Na mocy specjalnej ustawy, od 1 stycznia 2010 r. oficerowie służb PRL i członkowie WRON (lub wdowy po nich) stracą prawo do uprzywilejowanych świadczeń - wyższych niż mają zwykli emeryci. Pierwsi już dostają decyzje o obniżce, od której można się odwołać do sądu. Do końca roku IPN ma przekazać organom emerytalnym zaświadczenia o przebiegu służby funkcjonariusza wraz z informacją, czy "czynnie wspierał osoby lub organizacje działające na rzecz niepodległości Państwa Polskiego" - wtedy zachowałby swe świadczenie.

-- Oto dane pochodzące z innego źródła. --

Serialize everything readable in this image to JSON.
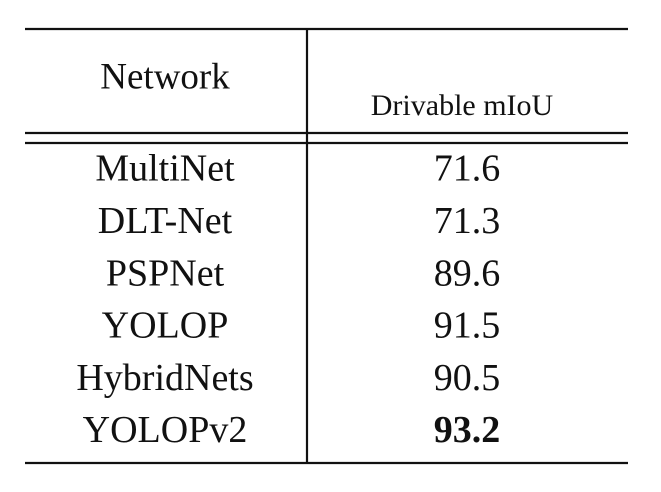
{
  "table": {
    "header": [
      "Network",
      "Drivable mIoU"
    ],
    "rows": [
      [
        "MultiNet",
        71.6
      ],
      [
        "DLT-Net",
        71.3
      ],
      [
        "PSPNet",
        89.6
      ],
      [
        "YOLOP",
        91.5
      ],
      [
        "HybridNets",
        90.5
      ],
      [
        "YOLOPv2",
        93.2
      ]
    ]
  }
}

Obecnie funkcjonariusze służb specjalnych w latach 1944 - lipiec 1990 r. (lub ich bliscy) dostają wyższe świadczenia niż zwykli emeryci - nawet do 5 tys. zł. Zdaniem posłów PO - autorów ustawy - naruszało to "zasady sprawiedliwości społecznej". Emerytury dla byłych oficerów będą zatem obliczane nie tak jak obecnie - według wskaźnika w wysokości 2,6 proc. podstawy wymiaru za każdy rok służby za lata 1944-1990 - lecz 0,7 proc. (tak jak za okres nieskładkowy, za okres składkowy wynosi on 1,3 proc.). Przeciętny emeryt ze służb PRL straci ok. tysiąca zł; świadczenia generałów spadną nawet trzykrotnie.
Przywileje za lata służby w PRL stracą także ci funkcjonariusze SB, którzy w 1990 r. zostali pozytywnie zweryfikowani i przyjęci do Urzędu Ochrony Państwa - np. szefowie UOP gen. Gromosław Czempiński i gen. Andrzej Kapkowski. Krytykowali to szefowie MSW po 1990 r., m.in. Krzysztof Kozłowski i Andrzej Milczanowski. "Zatrudniałem tych ludzi na określonych warunkach płacowych i emerytalnych. Po blisko 20 latach ustanawia się nowe zasady, rażąco niekorzystne, uważam to za skandal" - mówił Milczanowski.
Członkom WRON emerytura wojskowa naliczana będzie po 0,7 proc. podstawy wymiaru za rok służby w wojsku - począwszy od 8 maja 1945 r. WRON - administrująca od grudnia 1981 r. do lipca 1983 r. stanem wojennym - składała się z 22 wyższych wojskowych (część już nie żyje). Szef WRON gen. Wojciech Jaruzelski - sądzony za bezprawne wprowadzenie stanu wojennego w 1981 r. - dostaje 7 tys. zł emerytury "generalskiej". Mówił, że nie skorzysta z emerytury, jaka przysługuje mu jako b. prezydentowi RP z lat 1989-1990.
Lewica zaskarżyła ustawę do Trybunału Konstytucyjnego, zarzucając jej m.in. odpowiedzialność zbiorową wobec funkcjonariuszy z PRL. TK zajmie się nią 13 stycznia.
Prezes PiS Jarosław Kaczyński ocenił w czwartek, że obniżenie emerytur "powinno być zrobione dawno, dawno temu". - Kiedyś zapobiegł temu Lech Wałęsa, bo przecież była odpowiednia ustawa, trzeba by go zapytać, dlaczego zapobiegł, czego się obawiał. Czy może miał poczucie jakiegoś moralnego związku z ta formacją? Dobrze, że to się w końcu stało, chociaż to jest w wymiarze niewystarczającym, bo nie dotyczy najgroźniejszej formacji komunistycznej, czyli wojskowych służb - powiedział.
Wskazywał na ten aspekt także prezes IPN. - Musimy pamiętać o tym, że wolą ustawodawcy ustawa dezubekizacyjna nie obejmuje żołnierzy Informacji Wojskowej, Wojskowej Służby Wewnętrznej i drugiego oddziału Sztabu Generalnego Ludowego Wojska Polskiego - przypomniał Kurtyka.